Pay or Die

July 26, 2019

Below is an excerpt from KIND board member Sonia Nazario’s op-ed in The New York Times


A bus owner wearing a red knit hat waits for the call he’s gotten every Monday morning for 10 years. That’s when Honduras’s gangs began charging anything with wheels — buses, taxis, motorcycle taxis — a “war tax.” Just here in the capital, the owners of these businesses pay an estimated $23 million to gangs each year.

Nonpayment equals death.

Since 2010, more than 1,500 Hondurans working in transportation have been murdered — shot, strangled, cuffed to the steering wheel and burned alive while their buses are torched. If anyone on a bus route stops paying, gangs kill a driver — any driver — to send a message.

At 10:13, the bus owner’s phone rings with the 18th Street gang’s instructions: “Can you bring it early today?” We jump into a small black car. He agrees to let me come along, on the condition that I crouch down in the back seat, and that I never reveal his name.
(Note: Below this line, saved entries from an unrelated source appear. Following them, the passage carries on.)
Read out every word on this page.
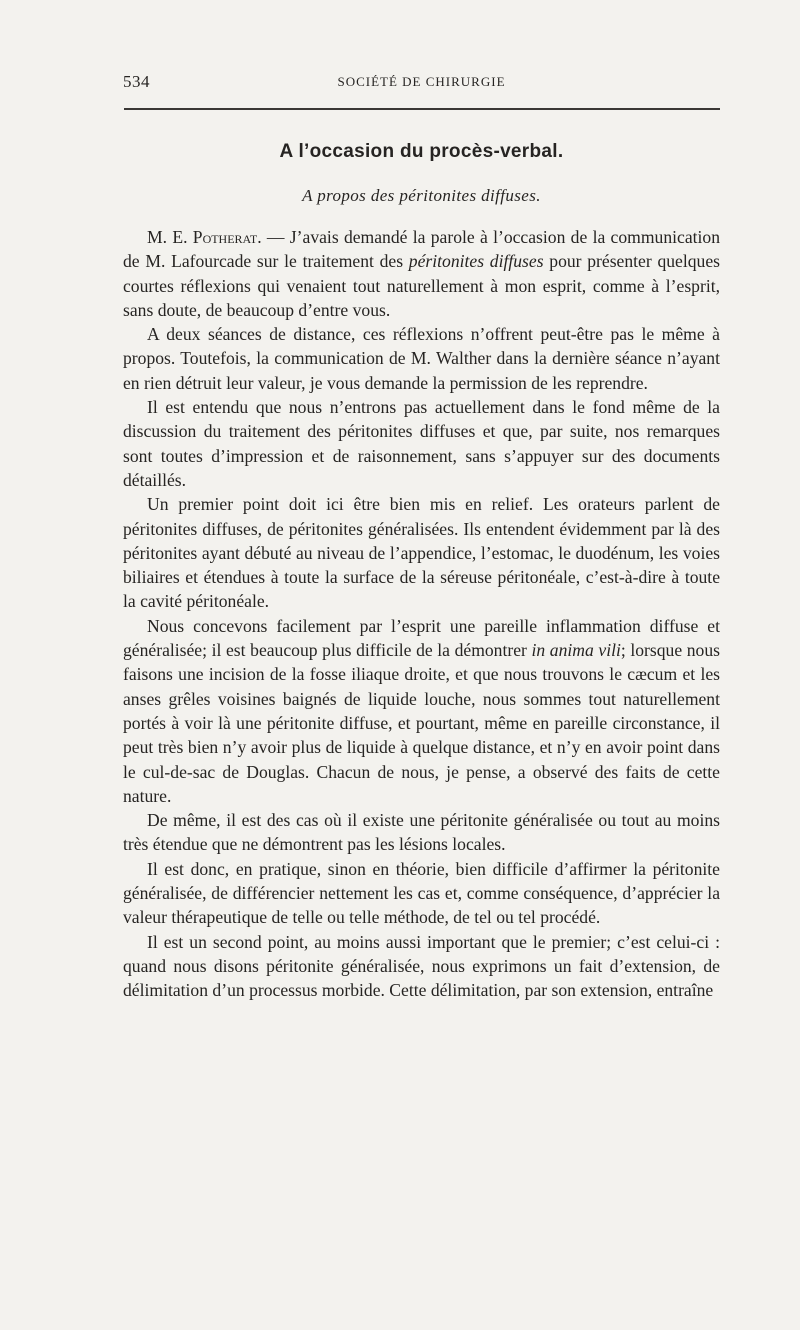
534	SOCIÉTÉ DE CHIRURGIE
A l’occasion du procès-verbal.
A propos des péritonites diffuses.

M. E. Potherat. — J’avais demandé la parole à l’occasion de la communication de M. Lafourcade sur le traitement des péritonites diffuses pour présenter quelques courtes réflexions qui venaient tout naturellement à mon esprit, comme à l’esprit, sans doute, de beaucoup d’entre vous.

A deux séances de distance, ces réflexions n’offrent peut-être pas le même à propos. Toutefois, la communication de M. Walther dans la dernière séance n’ayant en rien détruit leur valeur, je vous demande la permission de les reprendre.

Il est entendu que nous n’entrons pas actuellement dans le fond même de la discussion du traitement des péritonites diffuses et que, par suite, nos remarques sont toutes d’impression et de raisonnement, sans s’appuyer sur des documents détaillés.

Un premier point doit ici être bien mis en relief. Les orateurs parlent de péritonites diffuses, de péritonites généralisées. Ils entendent évidemment par là des péritonites ayant débuté au niveau de l’appendice, l’estomac, le duodénum, les voies biliaires et étendues à toute la surface de la séreuse péritonéale, c’est-à-dire à toute la cavité péritonéale.

Nous concevons facilement par l’esprit une pareille inflammation diffuse et généralisée; il est beaucoup plus difficile de la démontrer in anima vili; lorsque nous faisons une incision de la fosse iliaque droite, et que nous trouvons le cæcum et les anses grêles voisines baignés de liquide louche, nous sommes tout naturellement portés à voir là une péritonite diffuse, et pourtant, même en pareille circonstance, il peut très bien n’y avoir plus de liquide à quelque distance, et n’y en avoir point dans le cul-de-sac de Douglas. Chacun de nous, je pense, a observé des faits de cette nature.

De même, il est des cas où il existe une péritonite généralisée ou tout au moins très étendue que ne démontrent pas les lésions locales.

Il est donc, en pratique, sinon en théorie, bien difficile d’affirmer la péritonite généralisée, de différencier nettement les cas et, comme conséquence, d’apprécier la valeur thérapeutique de telle ou telle méthode, de tel ou tel procédé.

Il est un second point, au moins aussi important que le premier; c’est celui-ci : quand nous disons péritonite généralisée, nous exprimons un fait d’extension, de délimitation d’un processus morbide. Cette délimitation, par son extension, entraîne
We stop next to a hardware store, where a bus dispatcher arrives in a white Toyota pickup and hands over an inch-thick block of cash — 16,000 lempiras, about $650.

The gang calls again. “I’m coming,” the bus owner says. “I’m arriving in a black car.”

Armed lookouts watch as the car’s engine strains up the hill into Las Pavas, a stronghold of the 18th Street gang in the north of the city. Near the top, the bus owner stops at the same spot he has for a year, a green house with a peach-colored iron railing. We tense up. Unlike the MS-13 gang, which requires you to walk toward youths holding AK-47s to pay your “taxes,” 18th Street has drive-through service — unless gangsters sense something is amiss, and order you out of your car. I huddle down in the back seat, turn my phone to record video, press it against the car’s tinted window, and pray no one sees me.

Two youths materialize. The bus owner rolls the window down two inches, and shoves through the cash.